Der Zalgiris Vilnius Bus ist auch schon da. Nur von den Zalgiris Ultras ist noch nichts zu sehen. Sie befinden sich zu diesem Zeitpunkt noch am Weg nach Klaipeda. Dienstag, 18:00 ist ja auch nicht gerade eine ideale Anstosszeit für Auswärtsfans. Vor allem wenn der Anfahrtsweg so lange ist wie zwischen Vilnius und Klaipeda. Mit 5 Stunden Fahrtzeit muss man da schon rechnen.
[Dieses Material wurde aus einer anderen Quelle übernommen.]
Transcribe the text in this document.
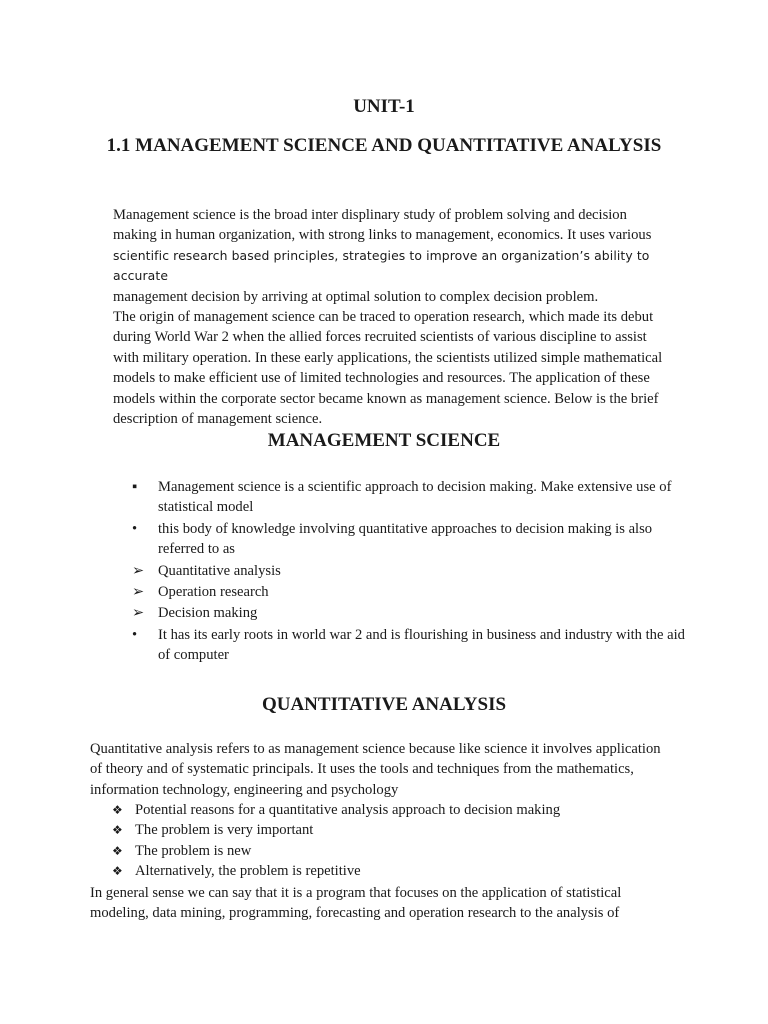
UNIT-1
1.1 MANAGEMENT SCIENCE AND QUANTITATIVE ANALYSIS
Management science is the broad inter displinary study of problem solving and decision
making in human organization, with strong links to management, economics. It uses various
scientific research based principles, strategies to improve an organization’s ability to accurate
management decision by arriving at optimal solution to complex decision problem.
The origin of management science can be traced to operation research, which made its debut during World War 2 when the allied forces recruited scientists of various discipline to assist with military operation. In these early applications, the scientists utilized simple mathematical models to make efficient use of limited technologies and resources. The application of these models within the corporate sector became known as management science. Below is the brief description of management science.
MANAGEMENT SCIENCE
▪	Management science is a scientific approach to decision making. Make extensive use of statistical model
•	this body of knowledge involving quantitative approaches to decision making is also referred to as
➢ Quantitative analysis
➢ Operation research
➢ Decision making
•	It has its early roots in world war 2 and is flourishing in business and industry with the aid of computer
QUANTITATIVE ANALYSIS

Quantitative analysis refers to as management science because like science it involves application of theory and of systematic principals. It uses the tools and techniques from the mathematics, information technology, engineering and psychology

❖ Potential reasons for a quantitative analysis approach to decision making
❖ The problem is very important
❖ The problem is new
❖ Alternatively, the problem is repetitive

In general sense we can say that it is a program that focuses on the application of statistical modeling, data mining, programming, forecasting and operation research to the analysis of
An diesem Tag habe ich mich für das Spiel FC Klaipeda gegen Zalgiris Vilnius entschieden. Die Entscheidung fiel mir nicht schwer dieses Spiel zu wählen, ist doch Zalgiris Vilnius bereits schon seit mehr als 10 Jahren meine litauische Lieblingsmannschaft. Die Farben (grün und weiss) und die Tradition + treuen als auch stimmgewaltigen Fäääns (für litauische Fussballverhältnisse) erinnern eben doch stark an Rapid Wien. Ausserdem bin ich ja oft in Vilnius und da liegt es eben auf der Hand dass mein Herz in Litauen nur für Zalgiris Vilnius schlagen kann. Zu Hause habe ich Zalgiris ja schon öfter spielen sehen. Nun sah ich Zalgiris zum ersten Mal in einem Auswärtsspiel.
Ich nütze die Gelegenheit und inspiziere den Rasen im 5-Meter-Raum.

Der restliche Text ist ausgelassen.